December 6, 2024
This talk was initially developed in response to a request from the Air Force Reserve for senior officers with deployed leadership experience to speak at professional development seminars. It has since evolved, however, to reflect the successes and failures of a thirty-year active and reserve Air Force career. From the cockpit of a C-130 landing on a blacked-out runway in Iraq to counseling a sobbing sixty-year-old master sergeant pleading not to be sent home from his last deployment, Ten Things relates the lessons learned – lessons just as applicable outside the military – by a citizen-soldier pilot leading his flying squadron in peace and war.
Walter Gordon worked as an engineer in Western New York from 1979 to 2020 at four different aerospace firms, lastly as a business development manager in the Moog Space and Defense Group.

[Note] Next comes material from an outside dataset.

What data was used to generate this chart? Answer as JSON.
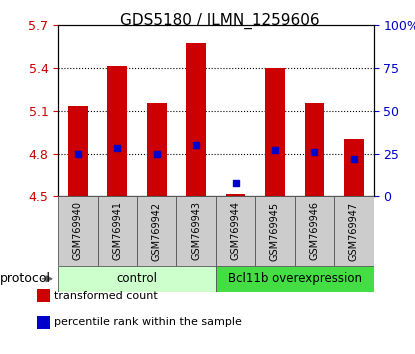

He also retired as a colonel from a parallel 30-year career in the Air Force Reserve, serving as commander of the 328th Airlift Squadron and then 914th Airlift Wing in Niagara Falls, New York. He is a veteran of Operations Desert Storm and Iraqi Freedom and has over 2,000 hours flying time in the C‑130.
Mr. Gordon has a long-time interest in aerospace and aerospace history, joining AIAA at age 17 and currently serving as chairman of the Niagara Frontier Section and on the History Committee. He is also the chairman of the Niagara Frontier Aviation and Space Hall of Fame nominating committee and a past president of the Niagara Aerospace Museum and Aero Club of Buffalo. He has B.S. and M.S. degrees in Aerospace Engineering from the University at Buffalo and an M.S. in Strategic Studies from the U.S. Air Force Air War College.